Sounds like good ol' eugenics to me.
That’s exactly what it is. The medical profession is knee deep in it.
The best way to describe this is that,
“Once again, the US government has gone ‘Full Mengele’.”
Likewise, it can be called the “Frankenstein complex”, in which ethics and humanity are entirely lost, in the pursuit of experimenting with the lives of others.
Under Obamacare (and perhaps even not), will the quest for one-size-fits-all medical 'solutions' as opposed to individual care overrule the Hippocratic Oath?
Will the quest for 'cost savings' and 'efficient use of medical personnel' lead to countless avoidable deaths, for the sake of being able to use a setting off a chart rather than what the patient actually needs?
What was the goal of this particular experiment but to find a trade-off number for O2 treatment of neonatal ICU patients?
We universally view Mengele as the monster he was, can even the Obamites and baby slaughterers of this age justify this sort of experimentation?
Altering readouts to keep personnel from adjusting O2 levels to more tolerable or necessary levels to sustain life is criminal, imho. Better to note the range which is insufficient and increase it, or the excessive range and decrease it to come up with a tighter window of acceptable therapy than dogmatically keep the amount the same at the expense of the patients.
What happened to "First, do no harm..."?
Soulless monsters.
screw that
I worked with Dr. Carlo for years back in the ‘80s in what was at the time the leading NICU in the world with literally the authors of the textbook. He was very highly respected and liked by the nurses. He was one of the few doctors that could be bothered to come to the holiday parties. We did many research studies in the NICU. I can’t imagine him having an unethical bone in his body. He always did what was thought to be in a baby’s best interest. I can not possibly speak highly enough of him as a doctor, and there have been very, very few doctors I’ve liked or respected.
From the perspective of first hand research experience in NICU, the likely culprits are the medical residents and nurses in this whole mess. The attending physicians (high mucky-mucks) do rounds and go by the documentation and reports given them, and what they see when they examine a baby. So- 24 hours of falsified reports and several short, personal exams during the day...how are they to know what shenanigans are actually being pulled? I more than once told a resident “over my dead body.” With 20 nurses doing that multiple times a day, the attendings only hear the really, really, exceptionally bad behavior/decisions. They wouldn’t have time to go teach their university classes if they had to hear it all. My suspicion is some fellows and senior residents were the ones to blame in this mess trying to ‘cook the books’ and further their careers. Certainly a history of that! Someone of Carlos’ status- a famous NICU doctor- would have too much to lose for (another) stinking study.

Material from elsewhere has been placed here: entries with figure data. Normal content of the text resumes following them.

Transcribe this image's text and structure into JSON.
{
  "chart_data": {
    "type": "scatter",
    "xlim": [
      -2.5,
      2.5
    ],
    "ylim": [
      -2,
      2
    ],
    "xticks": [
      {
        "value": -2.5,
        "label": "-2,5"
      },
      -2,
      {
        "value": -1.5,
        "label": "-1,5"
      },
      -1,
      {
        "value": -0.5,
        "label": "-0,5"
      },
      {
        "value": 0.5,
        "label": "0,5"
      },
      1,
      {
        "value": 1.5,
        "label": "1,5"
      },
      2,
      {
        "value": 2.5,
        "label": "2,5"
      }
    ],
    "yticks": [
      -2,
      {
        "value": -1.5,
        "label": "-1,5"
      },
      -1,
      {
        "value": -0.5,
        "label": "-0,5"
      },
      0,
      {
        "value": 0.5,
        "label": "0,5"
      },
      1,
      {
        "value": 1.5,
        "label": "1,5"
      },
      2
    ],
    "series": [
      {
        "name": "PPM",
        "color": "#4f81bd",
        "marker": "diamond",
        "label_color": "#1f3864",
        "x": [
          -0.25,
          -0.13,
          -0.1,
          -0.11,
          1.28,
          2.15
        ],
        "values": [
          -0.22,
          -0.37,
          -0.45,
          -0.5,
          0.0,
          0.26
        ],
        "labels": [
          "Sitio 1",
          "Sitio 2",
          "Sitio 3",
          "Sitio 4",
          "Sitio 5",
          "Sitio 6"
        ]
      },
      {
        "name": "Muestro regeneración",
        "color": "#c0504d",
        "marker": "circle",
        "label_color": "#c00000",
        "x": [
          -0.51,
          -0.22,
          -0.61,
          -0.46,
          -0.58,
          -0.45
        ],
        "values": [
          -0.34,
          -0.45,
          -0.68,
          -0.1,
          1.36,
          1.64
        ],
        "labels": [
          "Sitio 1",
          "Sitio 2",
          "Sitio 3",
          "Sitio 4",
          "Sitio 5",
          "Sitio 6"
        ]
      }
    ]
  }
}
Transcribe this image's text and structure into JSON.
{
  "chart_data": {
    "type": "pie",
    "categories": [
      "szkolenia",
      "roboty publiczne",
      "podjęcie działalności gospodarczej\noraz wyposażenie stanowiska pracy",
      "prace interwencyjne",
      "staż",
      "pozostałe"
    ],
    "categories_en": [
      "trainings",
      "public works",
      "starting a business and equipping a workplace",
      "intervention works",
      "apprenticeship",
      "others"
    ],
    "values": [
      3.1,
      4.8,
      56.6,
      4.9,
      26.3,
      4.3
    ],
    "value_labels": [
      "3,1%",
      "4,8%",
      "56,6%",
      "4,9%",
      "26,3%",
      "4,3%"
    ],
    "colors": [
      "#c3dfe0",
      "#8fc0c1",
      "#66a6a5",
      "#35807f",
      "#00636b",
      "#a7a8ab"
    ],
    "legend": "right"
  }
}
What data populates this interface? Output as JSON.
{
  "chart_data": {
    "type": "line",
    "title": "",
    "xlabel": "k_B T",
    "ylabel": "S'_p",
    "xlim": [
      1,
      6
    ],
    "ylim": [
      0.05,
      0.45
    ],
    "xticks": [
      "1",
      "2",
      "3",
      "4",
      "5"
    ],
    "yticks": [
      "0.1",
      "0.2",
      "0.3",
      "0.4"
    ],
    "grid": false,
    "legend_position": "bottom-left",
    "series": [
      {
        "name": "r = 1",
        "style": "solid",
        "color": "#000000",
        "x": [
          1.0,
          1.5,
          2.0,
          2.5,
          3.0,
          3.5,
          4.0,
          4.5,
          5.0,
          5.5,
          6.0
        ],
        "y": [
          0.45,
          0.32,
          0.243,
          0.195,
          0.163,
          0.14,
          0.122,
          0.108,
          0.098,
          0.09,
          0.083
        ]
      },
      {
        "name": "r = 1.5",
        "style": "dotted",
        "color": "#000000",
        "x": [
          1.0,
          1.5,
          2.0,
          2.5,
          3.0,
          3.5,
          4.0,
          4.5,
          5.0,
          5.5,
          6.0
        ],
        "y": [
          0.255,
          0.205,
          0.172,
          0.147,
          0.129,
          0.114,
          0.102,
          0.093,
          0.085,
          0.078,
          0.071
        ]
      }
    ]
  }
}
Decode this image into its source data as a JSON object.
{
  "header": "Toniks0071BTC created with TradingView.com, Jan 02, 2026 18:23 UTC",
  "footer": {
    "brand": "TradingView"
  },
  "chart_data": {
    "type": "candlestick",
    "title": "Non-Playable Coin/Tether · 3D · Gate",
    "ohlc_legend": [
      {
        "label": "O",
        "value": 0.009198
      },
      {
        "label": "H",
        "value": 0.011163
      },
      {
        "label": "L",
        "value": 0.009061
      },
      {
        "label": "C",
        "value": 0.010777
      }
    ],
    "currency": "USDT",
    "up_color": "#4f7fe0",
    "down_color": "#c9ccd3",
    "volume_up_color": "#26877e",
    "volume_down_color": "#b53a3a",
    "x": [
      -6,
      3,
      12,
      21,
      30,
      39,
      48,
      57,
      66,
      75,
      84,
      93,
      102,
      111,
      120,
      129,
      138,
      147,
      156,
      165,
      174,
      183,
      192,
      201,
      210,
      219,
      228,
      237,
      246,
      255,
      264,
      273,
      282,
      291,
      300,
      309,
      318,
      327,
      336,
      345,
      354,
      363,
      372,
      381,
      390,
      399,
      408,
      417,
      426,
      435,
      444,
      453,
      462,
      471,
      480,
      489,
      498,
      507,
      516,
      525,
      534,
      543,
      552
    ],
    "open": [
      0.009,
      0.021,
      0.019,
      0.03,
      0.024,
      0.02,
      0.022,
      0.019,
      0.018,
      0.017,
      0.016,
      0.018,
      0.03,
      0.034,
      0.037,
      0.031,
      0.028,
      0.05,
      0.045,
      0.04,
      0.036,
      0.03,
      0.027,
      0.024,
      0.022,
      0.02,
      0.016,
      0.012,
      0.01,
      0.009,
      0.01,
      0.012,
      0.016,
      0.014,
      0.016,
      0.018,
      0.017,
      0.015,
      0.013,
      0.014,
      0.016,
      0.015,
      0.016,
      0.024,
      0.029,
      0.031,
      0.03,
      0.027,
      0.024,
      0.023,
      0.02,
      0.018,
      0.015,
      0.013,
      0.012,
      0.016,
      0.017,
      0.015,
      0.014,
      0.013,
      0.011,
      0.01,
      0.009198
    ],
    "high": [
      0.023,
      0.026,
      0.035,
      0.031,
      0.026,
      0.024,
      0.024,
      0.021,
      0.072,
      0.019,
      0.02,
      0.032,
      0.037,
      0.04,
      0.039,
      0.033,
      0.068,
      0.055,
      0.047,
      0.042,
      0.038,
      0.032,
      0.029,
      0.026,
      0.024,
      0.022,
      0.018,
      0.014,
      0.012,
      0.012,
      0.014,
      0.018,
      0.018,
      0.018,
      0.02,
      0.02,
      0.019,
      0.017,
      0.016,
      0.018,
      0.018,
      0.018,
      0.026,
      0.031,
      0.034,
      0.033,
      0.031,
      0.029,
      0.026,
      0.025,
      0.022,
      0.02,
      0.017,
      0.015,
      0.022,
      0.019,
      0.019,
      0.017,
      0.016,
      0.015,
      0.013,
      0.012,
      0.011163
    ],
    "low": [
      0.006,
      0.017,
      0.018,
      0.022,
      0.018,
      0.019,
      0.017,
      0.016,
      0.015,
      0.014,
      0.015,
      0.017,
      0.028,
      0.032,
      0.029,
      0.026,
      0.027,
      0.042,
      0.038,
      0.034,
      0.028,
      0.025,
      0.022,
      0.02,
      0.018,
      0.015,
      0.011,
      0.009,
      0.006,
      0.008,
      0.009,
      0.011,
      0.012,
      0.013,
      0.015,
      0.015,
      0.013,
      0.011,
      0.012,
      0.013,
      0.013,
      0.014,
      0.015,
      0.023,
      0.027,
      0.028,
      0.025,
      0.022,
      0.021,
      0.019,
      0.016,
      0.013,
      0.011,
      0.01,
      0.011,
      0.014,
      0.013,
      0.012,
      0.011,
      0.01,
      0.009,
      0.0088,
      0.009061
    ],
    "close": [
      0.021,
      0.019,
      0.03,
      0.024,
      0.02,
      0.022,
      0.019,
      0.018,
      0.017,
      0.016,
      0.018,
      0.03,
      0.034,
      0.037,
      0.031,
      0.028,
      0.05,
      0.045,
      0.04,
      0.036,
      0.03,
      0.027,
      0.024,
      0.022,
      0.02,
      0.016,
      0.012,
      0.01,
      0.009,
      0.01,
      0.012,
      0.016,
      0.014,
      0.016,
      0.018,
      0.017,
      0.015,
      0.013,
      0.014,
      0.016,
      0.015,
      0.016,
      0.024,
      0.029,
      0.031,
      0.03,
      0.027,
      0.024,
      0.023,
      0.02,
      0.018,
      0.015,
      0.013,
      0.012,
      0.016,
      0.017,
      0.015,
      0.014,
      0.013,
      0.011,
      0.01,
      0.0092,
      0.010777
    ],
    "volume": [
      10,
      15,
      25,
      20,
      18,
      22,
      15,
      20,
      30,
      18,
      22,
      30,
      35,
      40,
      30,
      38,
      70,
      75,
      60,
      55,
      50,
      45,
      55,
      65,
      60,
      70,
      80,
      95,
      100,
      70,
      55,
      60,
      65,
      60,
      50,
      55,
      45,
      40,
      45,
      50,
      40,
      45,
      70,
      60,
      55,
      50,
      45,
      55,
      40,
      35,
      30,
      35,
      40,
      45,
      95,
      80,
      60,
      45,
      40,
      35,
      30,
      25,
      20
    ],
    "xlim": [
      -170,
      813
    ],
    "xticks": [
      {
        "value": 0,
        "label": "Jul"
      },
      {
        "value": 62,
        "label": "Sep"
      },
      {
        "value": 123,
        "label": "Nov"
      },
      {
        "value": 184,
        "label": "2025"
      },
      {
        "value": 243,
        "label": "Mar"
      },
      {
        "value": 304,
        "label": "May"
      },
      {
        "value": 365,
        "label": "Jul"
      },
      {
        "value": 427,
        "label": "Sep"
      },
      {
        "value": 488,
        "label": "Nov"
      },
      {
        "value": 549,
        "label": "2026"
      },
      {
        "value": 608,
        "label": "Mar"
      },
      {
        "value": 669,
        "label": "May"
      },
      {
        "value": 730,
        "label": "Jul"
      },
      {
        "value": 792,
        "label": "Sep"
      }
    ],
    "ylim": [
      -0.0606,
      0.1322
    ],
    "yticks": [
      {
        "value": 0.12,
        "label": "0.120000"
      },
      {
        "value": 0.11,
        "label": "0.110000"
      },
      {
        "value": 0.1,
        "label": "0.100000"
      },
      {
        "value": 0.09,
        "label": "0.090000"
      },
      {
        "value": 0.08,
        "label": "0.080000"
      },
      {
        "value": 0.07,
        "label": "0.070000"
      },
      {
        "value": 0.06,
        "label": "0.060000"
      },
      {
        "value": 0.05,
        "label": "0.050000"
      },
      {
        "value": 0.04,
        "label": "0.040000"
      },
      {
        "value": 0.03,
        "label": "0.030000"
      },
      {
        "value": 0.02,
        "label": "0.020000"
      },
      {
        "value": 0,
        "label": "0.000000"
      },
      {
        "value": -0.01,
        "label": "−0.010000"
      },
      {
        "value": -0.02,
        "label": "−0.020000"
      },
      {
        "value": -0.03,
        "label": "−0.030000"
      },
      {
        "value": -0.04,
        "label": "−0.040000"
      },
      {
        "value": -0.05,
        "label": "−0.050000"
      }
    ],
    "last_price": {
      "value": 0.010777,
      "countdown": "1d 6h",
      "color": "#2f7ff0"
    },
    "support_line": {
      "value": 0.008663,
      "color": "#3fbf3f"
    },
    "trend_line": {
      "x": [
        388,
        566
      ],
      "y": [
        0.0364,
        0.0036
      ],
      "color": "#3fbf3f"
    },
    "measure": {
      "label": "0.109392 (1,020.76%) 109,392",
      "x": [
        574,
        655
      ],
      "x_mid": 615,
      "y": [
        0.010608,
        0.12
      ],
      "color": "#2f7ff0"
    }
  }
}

Lastly, my favorite memory of him:
We had an infection outbreak that went on for months exasperating us trying to get rid of it- cleaning, rotating rooms, sweltering in gowns and gloves.... Finally one morning Dr. Carlos said we’d tried everything possible we could do, then turned and invoked a blessing on the nursery. Our problem stopped after that. Very sad to me to see his good reputation and character smeared after knowing him so many years.